The Fed forecast a consensus funds rate of 1.9% by year’s end, which would mean a hike at each of the remaining central bank meetings this year.
Bank shares gained on optimism their bottom lines would get a boost from higher rates. JPMorgan shares added 4.4%, while Bank of America added 3.1%.
Micron Technology was among the best-performing S&P 500 stocks, gaining more than 8.9%. Starbucks shares climbed 5.1% after an upgrade from JPMorgan, while Dow member Boeing advanced 5%.
Stocks started the day in the green following a Financial Times report that Ukraine and Russia have made “significant progress” on a peace plan and Russian withdrawal.
Before the FT report, stocks were gaining on hopes that some sort of ceasefire was close. Ukrainian President Volodymyr Zelenskyy said a peace agreement was beginning to “sound more realistic” in an address to the nation Tuesday.
Russian Foreign Minister Sergey Lavrov told the BBC there was “some hope of reaching a compromise.” Russian State media quoting the Kremlin echoed similar sentiments overnight.

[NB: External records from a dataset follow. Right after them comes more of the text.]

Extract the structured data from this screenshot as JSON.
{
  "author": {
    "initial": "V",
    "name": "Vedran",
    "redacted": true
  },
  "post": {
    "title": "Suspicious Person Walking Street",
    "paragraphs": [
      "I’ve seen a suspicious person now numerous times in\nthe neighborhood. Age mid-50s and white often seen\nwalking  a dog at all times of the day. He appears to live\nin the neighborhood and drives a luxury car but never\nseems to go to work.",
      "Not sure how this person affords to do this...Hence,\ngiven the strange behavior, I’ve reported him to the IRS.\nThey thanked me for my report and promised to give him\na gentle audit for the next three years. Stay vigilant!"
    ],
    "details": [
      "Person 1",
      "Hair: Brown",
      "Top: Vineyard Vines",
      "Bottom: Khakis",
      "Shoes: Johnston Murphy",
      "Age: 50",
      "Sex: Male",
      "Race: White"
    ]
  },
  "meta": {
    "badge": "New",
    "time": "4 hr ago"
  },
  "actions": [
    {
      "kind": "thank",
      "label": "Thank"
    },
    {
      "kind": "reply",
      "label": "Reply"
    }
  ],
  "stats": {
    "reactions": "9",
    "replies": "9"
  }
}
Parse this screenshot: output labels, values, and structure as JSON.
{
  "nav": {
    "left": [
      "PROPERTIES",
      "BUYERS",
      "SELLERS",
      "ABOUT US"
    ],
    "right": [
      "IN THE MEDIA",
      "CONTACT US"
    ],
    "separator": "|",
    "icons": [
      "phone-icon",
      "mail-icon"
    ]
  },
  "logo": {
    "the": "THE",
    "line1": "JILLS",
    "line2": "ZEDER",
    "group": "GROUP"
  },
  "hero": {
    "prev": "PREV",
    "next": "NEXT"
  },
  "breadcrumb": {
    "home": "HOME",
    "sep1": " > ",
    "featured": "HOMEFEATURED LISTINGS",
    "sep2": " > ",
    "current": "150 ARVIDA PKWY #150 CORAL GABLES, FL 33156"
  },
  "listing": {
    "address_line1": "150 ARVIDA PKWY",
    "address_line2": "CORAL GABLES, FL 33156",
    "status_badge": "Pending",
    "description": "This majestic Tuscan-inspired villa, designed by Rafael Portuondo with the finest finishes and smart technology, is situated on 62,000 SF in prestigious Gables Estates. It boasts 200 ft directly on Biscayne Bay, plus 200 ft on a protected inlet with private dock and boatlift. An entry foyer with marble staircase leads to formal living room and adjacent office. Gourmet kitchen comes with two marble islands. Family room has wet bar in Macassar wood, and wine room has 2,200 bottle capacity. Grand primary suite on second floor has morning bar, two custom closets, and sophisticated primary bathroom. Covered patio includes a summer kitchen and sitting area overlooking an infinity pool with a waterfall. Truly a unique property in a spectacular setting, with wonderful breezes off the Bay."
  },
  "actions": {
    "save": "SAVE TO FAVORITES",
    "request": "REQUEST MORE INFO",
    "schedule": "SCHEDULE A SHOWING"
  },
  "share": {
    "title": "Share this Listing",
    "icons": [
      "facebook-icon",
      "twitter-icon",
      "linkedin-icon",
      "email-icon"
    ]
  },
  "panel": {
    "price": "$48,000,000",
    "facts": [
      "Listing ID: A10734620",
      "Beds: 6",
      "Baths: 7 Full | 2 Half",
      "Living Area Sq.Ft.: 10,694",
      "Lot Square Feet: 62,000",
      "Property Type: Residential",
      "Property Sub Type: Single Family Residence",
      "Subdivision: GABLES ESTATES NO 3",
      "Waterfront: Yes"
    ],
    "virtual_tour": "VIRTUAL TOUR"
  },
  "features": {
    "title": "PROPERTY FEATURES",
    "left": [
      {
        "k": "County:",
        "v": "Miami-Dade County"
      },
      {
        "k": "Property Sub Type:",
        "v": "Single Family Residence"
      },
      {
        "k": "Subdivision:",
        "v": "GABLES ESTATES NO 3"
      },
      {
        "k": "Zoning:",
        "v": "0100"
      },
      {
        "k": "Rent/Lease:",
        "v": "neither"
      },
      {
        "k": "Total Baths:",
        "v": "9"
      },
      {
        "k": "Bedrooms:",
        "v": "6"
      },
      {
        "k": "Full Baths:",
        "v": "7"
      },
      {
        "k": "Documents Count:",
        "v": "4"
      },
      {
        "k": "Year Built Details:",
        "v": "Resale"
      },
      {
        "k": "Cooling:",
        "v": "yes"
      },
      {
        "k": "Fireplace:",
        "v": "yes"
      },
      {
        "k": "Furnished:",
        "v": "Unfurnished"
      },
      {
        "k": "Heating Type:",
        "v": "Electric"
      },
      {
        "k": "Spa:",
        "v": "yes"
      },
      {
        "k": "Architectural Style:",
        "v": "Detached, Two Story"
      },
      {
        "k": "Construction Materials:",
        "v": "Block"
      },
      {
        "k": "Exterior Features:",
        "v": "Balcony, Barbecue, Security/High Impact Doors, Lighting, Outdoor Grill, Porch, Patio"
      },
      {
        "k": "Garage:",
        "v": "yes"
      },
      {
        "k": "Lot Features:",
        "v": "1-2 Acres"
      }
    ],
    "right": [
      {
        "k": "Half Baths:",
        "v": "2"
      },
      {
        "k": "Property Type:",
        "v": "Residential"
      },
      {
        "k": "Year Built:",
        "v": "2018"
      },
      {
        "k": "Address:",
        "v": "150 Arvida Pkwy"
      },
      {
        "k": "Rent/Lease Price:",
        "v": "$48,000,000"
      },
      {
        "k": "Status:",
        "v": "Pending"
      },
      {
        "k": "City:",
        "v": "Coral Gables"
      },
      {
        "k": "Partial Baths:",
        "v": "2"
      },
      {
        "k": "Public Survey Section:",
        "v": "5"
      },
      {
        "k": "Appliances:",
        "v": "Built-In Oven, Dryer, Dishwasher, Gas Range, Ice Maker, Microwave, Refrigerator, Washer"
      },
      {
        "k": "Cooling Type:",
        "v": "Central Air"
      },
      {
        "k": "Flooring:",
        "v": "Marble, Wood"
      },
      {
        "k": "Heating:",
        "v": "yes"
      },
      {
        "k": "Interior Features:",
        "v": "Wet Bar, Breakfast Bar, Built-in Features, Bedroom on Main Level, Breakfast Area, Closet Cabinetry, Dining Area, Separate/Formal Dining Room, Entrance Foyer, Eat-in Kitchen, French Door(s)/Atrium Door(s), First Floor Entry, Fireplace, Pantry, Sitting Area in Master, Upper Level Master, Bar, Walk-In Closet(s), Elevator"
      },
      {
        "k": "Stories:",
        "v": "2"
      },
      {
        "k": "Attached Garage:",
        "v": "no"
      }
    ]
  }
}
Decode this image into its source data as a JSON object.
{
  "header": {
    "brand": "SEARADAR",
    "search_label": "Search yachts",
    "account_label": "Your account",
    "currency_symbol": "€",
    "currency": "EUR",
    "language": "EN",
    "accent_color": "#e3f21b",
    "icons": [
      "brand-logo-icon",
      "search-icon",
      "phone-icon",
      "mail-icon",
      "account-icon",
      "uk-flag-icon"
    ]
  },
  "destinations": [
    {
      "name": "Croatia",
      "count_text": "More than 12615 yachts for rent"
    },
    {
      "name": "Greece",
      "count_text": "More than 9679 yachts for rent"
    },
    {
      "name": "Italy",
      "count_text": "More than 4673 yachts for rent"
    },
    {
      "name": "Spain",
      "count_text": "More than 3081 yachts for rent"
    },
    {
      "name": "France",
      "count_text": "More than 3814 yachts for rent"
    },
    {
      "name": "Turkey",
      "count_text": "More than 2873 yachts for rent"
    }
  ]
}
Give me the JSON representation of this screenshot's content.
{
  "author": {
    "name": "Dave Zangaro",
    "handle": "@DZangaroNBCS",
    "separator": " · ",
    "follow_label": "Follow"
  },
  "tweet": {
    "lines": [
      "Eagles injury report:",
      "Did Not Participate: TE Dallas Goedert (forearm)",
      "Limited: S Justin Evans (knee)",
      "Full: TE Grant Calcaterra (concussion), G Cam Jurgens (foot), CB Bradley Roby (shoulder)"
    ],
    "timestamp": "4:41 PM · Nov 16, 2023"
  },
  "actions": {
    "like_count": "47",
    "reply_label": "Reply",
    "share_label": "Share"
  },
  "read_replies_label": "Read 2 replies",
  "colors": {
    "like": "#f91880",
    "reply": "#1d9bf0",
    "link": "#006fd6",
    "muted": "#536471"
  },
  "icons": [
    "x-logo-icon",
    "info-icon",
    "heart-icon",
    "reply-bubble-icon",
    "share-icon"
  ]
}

In economic data, consumers continued to spend in February through at a slower pace than expected, according to a Commerce Department report Wednesday. Advance retail sales grew 0.3% for the month, slightly below the 0.4% Dow Jones estimate.
Treasury prices dipped slightly, raising yields to 2.18% from Tuesday’s 2.16%. Treasury prices and yields move in opposite directions.
Oil prices moved lower $1.43 to $95.01 U.S. a barrel.
Gold prices lost $1.60 to $1,928.10 U.S. an ounce.